Kidnap gangs plague rich and poor in Venezeula

Observer/Guardian:

A wave of kidnappings across Venezuela is spreading fear and anger among communities who say that criminal gangs are out of control.

Hundreds of men, women and children have been swept off the streets in broad daylight and held for ransom, forcing their families to sell homes and other assets to buy their freedom.

The national assembly debated a bill last week that would make sentences of up to 30 years mandatory for kidnapping, as part of a long-promised government crackdown. Official figures released last week recorded 166 abductions so far this year, more than one a day. Most of the kidnappings go unreported and the real figure is estimated to be up to four times higher.

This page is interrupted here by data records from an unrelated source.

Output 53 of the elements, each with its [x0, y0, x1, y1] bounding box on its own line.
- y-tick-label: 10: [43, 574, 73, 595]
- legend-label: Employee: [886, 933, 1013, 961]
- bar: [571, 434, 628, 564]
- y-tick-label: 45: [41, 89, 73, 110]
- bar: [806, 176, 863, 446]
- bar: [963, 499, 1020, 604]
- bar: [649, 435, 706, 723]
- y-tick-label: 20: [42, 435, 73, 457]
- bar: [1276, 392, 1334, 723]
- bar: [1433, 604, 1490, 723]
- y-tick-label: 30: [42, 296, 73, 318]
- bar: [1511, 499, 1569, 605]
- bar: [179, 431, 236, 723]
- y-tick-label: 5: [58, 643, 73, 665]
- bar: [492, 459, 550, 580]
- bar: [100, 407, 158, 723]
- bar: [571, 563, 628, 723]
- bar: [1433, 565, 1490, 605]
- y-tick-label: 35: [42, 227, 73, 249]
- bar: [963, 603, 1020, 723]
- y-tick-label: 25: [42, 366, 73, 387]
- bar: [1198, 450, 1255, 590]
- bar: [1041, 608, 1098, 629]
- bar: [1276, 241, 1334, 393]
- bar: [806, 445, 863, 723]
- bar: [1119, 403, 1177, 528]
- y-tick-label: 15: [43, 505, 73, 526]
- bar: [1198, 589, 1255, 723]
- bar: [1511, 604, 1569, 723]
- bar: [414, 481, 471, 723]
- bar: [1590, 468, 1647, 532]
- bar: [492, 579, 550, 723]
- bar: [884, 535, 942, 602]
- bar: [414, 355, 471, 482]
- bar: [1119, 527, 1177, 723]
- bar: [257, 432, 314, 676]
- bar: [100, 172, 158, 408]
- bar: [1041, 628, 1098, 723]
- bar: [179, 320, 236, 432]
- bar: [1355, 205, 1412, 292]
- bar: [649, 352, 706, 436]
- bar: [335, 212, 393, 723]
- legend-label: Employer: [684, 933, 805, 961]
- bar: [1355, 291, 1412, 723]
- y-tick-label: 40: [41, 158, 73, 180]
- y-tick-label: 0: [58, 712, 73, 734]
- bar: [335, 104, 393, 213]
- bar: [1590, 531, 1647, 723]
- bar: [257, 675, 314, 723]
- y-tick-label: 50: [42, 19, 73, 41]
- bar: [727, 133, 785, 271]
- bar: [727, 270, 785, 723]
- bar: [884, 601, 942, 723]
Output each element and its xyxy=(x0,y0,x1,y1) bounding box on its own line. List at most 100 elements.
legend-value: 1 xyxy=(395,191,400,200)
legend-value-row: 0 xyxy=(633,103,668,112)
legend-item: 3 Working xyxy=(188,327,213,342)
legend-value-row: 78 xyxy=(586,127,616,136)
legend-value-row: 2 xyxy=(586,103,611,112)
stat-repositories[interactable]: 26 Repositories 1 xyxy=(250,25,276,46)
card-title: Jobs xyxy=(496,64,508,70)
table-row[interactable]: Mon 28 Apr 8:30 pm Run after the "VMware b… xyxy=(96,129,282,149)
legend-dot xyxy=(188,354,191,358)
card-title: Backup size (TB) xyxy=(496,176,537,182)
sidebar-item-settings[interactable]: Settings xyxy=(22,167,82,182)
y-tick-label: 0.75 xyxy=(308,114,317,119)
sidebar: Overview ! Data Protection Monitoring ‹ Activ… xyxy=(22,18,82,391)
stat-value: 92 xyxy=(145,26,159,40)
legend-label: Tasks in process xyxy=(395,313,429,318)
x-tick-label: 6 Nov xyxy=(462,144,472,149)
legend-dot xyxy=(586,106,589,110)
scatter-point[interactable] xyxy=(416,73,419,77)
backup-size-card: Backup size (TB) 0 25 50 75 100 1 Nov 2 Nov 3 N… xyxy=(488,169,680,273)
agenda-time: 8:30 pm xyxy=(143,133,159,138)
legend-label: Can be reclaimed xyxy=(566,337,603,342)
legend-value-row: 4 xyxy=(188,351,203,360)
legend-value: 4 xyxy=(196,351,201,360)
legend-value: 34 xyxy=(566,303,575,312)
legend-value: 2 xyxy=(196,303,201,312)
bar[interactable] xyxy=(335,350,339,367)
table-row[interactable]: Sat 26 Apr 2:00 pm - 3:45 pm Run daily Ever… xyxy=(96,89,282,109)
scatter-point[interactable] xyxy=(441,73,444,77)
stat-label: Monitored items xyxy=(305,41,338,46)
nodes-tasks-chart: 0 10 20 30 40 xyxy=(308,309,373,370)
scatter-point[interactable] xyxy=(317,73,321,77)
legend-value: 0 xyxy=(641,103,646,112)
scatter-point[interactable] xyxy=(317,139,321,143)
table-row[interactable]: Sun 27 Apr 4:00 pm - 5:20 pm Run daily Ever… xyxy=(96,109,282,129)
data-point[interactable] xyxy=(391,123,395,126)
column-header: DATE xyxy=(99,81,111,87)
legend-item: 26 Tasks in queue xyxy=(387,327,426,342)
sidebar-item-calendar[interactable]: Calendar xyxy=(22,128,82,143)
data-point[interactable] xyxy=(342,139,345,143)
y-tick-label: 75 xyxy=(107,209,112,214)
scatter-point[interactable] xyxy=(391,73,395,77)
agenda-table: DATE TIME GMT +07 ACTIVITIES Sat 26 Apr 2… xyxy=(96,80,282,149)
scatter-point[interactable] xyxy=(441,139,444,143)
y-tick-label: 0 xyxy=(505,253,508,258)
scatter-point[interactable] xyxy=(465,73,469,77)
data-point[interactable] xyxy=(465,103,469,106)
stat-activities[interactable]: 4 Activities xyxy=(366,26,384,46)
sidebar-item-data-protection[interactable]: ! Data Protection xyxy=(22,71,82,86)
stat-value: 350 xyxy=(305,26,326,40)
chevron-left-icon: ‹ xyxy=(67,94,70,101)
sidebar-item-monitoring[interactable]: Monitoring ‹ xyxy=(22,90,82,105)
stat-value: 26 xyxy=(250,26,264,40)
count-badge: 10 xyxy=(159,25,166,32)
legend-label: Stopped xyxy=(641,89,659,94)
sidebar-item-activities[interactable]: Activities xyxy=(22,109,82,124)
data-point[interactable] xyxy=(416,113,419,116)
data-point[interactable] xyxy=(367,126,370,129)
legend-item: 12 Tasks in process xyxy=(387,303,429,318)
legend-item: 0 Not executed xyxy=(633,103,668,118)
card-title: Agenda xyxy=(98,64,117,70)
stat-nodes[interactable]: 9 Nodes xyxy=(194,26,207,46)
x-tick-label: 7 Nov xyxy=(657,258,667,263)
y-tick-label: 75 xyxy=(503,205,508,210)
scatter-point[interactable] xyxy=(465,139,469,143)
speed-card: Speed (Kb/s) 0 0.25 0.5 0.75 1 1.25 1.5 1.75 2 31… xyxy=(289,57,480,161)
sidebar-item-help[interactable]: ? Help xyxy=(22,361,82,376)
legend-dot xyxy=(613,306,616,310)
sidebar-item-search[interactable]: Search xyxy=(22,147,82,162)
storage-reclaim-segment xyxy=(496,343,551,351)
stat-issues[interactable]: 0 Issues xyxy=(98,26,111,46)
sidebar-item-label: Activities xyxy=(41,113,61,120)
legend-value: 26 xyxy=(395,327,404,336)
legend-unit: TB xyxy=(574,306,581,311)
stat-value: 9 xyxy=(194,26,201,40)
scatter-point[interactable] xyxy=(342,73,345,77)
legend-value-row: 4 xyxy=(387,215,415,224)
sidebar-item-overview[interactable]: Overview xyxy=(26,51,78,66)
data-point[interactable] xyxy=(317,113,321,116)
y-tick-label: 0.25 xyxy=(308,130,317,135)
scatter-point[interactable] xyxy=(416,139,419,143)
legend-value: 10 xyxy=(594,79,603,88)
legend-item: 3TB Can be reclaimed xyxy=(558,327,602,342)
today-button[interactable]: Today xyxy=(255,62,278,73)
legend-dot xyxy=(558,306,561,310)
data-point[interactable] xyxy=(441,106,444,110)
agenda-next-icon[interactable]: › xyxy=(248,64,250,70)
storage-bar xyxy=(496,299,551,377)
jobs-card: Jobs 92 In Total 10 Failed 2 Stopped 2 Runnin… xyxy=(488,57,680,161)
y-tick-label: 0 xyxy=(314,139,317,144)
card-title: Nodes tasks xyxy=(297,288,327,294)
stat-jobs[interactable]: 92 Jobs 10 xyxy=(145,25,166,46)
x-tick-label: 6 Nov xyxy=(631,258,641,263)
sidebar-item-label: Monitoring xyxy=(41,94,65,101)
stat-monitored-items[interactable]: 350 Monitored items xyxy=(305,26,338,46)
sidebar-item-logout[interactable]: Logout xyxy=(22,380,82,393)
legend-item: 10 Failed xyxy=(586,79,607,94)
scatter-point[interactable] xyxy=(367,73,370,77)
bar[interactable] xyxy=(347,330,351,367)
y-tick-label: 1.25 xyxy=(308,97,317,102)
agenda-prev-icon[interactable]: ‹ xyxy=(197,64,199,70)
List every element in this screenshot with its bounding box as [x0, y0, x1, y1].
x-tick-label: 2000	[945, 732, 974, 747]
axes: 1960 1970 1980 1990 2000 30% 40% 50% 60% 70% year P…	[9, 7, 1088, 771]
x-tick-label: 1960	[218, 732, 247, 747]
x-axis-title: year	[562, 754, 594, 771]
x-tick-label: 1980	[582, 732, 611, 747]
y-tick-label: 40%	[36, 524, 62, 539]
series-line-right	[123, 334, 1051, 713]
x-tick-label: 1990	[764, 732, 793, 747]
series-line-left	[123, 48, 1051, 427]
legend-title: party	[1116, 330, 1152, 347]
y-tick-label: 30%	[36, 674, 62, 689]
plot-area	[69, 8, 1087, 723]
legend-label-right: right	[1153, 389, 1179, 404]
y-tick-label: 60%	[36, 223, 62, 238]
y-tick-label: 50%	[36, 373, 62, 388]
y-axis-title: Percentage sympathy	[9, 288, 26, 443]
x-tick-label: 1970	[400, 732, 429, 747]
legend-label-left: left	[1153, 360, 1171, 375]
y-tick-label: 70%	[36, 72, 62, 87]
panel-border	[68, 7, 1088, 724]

"It's horrific. We have had four students abducted from the campus," said Briceida Morales, a lecturer at Santa María University in Barinas, the worst hit state. "People are snatched from shopping malls. Women, children, pensioners, it doesn't matter if you're wealthy or not, they take anyone."

In one incident, three men seized a three-year-old girl from her mother at a bus stop in a Barinas slum. The mother gave up the family's most valuable possession, a fridge, to pay the ransom.

...

There is more. The problem also effects other South American countries where the rule of law has slipped into a sometime thing, but Venezuela has had a serious crime problem ever since Chavez took over.